Marcelo Sgarbossa (*)
No debate sobre ensino a distância na pandemia, a exclusão social escancara a impossibilidade de aplicar qualquer modelo para a educação pública sem disponibilizar internet livre para estudantes. Em Porto Alegre, no início de junho, o prefeito anunciou uma plataforma digital para cerca de 40 mil alunos da rede municipal de ensino, sem prover o acesso à rede mundial de computadores de forma gratuita.
Após 100 dias sem aulas presenciais, sem enviar orientações às escolas, o prefeito falou à imprensa que contrataria um pacote de dados com as operadoras de telefonia para acesso ao Córtex. Porém, quase dois meses após o anúncio, essa hipótese não se concretizou. As escolas receberam a ordem de implantar a plataforma, sem o pacote de dados, como meio de dar continuidade às aulas e manter o vínculo com alunos. Assim, como acontece desde que Marchezan assumiu a prefeitura, professores e diretores precisam se virar para implantar diretrizes impostas sem diálogo.
Pesquisa recente aponta que metade da população mais pobre (48% das classes D e E) não tem acesso à internet. Localizadas majoritariamente na periferia, as escolas municipais tem recebido relatos de que muitas famílias em situação de vulnerabilidade estão vendendo até o celular para garantir outras prioridades. Para além de ter o equipamento, a questão é acessar a rede sem custos.
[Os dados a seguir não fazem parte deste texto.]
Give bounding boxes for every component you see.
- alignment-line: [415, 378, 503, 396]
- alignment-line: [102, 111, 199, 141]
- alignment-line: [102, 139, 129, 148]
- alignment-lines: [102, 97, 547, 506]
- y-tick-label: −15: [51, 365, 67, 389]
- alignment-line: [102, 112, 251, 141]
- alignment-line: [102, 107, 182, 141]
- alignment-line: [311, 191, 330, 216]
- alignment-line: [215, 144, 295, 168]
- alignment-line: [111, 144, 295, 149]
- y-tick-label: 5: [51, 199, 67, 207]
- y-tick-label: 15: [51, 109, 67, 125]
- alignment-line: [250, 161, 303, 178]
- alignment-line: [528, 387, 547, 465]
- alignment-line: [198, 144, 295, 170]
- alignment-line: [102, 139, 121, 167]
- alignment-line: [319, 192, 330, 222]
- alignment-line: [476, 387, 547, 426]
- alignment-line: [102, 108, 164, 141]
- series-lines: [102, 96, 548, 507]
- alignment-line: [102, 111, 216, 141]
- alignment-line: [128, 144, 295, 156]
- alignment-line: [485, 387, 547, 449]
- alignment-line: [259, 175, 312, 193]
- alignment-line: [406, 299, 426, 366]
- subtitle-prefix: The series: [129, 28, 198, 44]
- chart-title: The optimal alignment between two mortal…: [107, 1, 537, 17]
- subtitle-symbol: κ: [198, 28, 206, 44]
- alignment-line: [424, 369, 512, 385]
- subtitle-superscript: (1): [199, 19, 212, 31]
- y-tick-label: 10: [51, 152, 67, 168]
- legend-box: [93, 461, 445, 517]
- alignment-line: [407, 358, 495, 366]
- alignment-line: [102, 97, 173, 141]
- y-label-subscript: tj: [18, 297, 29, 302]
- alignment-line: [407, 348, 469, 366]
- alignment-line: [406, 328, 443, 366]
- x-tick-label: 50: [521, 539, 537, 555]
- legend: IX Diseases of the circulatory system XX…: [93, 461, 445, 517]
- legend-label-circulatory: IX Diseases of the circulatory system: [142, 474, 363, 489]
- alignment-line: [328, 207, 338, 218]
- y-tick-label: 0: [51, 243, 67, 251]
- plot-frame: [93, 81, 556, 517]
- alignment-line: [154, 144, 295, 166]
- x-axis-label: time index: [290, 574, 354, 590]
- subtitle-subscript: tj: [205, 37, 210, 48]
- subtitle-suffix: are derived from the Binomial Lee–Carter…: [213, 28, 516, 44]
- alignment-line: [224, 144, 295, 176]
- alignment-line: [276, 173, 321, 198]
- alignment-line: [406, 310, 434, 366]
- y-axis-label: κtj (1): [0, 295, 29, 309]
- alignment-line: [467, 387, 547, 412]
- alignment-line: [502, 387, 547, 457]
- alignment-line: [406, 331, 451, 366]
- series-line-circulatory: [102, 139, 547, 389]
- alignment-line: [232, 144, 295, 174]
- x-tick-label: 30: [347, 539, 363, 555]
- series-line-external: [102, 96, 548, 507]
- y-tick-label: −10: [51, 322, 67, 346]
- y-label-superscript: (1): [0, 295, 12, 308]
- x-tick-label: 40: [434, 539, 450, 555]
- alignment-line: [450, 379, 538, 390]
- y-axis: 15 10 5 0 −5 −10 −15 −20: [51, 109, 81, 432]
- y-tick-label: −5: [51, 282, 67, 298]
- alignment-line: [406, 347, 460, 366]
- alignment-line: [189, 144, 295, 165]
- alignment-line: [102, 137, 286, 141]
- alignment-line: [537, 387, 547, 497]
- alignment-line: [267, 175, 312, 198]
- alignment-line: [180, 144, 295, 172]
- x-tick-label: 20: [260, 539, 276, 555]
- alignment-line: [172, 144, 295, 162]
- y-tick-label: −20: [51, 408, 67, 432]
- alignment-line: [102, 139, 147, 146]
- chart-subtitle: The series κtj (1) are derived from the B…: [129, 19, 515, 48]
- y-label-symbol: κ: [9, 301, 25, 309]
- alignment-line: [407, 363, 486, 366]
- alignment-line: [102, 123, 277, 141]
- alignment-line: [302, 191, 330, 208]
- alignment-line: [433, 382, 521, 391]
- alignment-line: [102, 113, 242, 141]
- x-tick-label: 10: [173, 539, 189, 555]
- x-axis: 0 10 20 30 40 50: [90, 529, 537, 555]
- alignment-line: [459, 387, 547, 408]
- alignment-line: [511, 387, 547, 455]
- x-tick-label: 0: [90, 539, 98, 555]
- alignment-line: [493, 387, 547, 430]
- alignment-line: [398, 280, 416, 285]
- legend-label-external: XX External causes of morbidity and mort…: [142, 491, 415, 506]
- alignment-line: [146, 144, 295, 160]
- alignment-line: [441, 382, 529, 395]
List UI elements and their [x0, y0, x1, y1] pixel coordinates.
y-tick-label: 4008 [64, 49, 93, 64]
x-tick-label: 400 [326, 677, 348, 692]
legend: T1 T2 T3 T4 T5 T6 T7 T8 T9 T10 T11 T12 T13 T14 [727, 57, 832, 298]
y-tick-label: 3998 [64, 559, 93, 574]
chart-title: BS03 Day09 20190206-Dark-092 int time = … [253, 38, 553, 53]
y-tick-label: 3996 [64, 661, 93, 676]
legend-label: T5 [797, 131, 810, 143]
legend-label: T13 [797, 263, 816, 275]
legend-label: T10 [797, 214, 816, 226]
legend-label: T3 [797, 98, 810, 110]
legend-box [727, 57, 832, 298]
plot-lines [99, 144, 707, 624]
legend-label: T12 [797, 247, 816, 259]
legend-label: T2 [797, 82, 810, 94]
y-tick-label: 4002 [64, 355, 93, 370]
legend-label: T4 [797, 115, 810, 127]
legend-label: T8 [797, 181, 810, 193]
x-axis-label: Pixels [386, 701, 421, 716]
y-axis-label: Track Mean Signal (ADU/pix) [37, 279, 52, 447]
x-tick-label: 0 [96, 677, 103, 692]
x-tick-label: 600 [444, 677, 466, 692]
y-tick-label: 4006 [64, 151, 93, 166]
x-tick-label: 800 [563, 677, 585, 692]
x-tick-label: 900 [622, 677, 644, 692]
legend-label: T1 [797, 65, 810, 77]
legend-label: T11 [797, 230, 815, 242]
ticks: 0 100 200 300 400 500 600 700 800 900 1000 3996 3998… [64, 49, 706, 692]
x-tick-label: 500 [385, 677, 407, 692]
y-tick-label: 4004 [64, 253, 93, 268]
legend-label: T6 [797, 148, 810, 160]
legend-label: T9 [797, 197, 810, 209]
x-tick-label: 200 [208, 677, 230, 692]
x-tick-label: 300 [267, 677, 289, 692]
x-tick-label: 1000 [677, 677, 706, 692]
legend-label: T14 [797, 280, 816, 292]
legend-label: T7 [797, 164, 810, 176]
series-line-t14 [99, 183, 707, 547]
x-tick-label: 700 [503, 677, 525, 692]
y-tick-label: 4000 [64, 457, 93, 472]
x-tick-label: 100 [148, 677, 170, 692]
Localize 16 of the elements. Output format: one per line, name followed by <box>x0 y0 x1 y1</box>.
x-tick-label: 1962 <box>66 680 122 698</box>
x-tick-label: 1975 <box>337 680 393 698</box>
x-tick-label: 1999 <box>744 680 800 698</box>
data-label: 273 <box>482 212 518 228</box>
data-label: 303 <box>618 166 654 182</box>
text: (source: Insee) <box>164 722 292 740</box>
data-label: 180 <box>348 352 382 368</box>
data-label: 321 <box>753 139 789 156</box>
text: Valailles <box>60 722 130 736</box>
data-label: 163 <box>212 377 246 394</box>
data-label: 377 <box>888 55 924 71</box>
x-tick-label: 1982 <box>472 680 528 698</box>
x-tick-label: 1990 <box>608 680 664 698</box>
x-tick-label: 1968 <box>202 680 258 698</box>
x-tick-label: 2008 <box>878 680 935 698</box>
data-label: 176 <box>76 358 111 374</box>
É inegável que a internet é uma ferramenta que pode ser usada de modo muito positivo para ampliar conhecimento. O ensino remoto é um meio que complementa e reforça muitos conteúdos de forma combinada com o presencial. E sua implantação deveria estar em estágio bastante avançado – tanto na rede pública como privada, dado a irrefutável importância da conexão digital. Não deveria ser mais um fator de exclusão. E justo daqueles que já tem pouco.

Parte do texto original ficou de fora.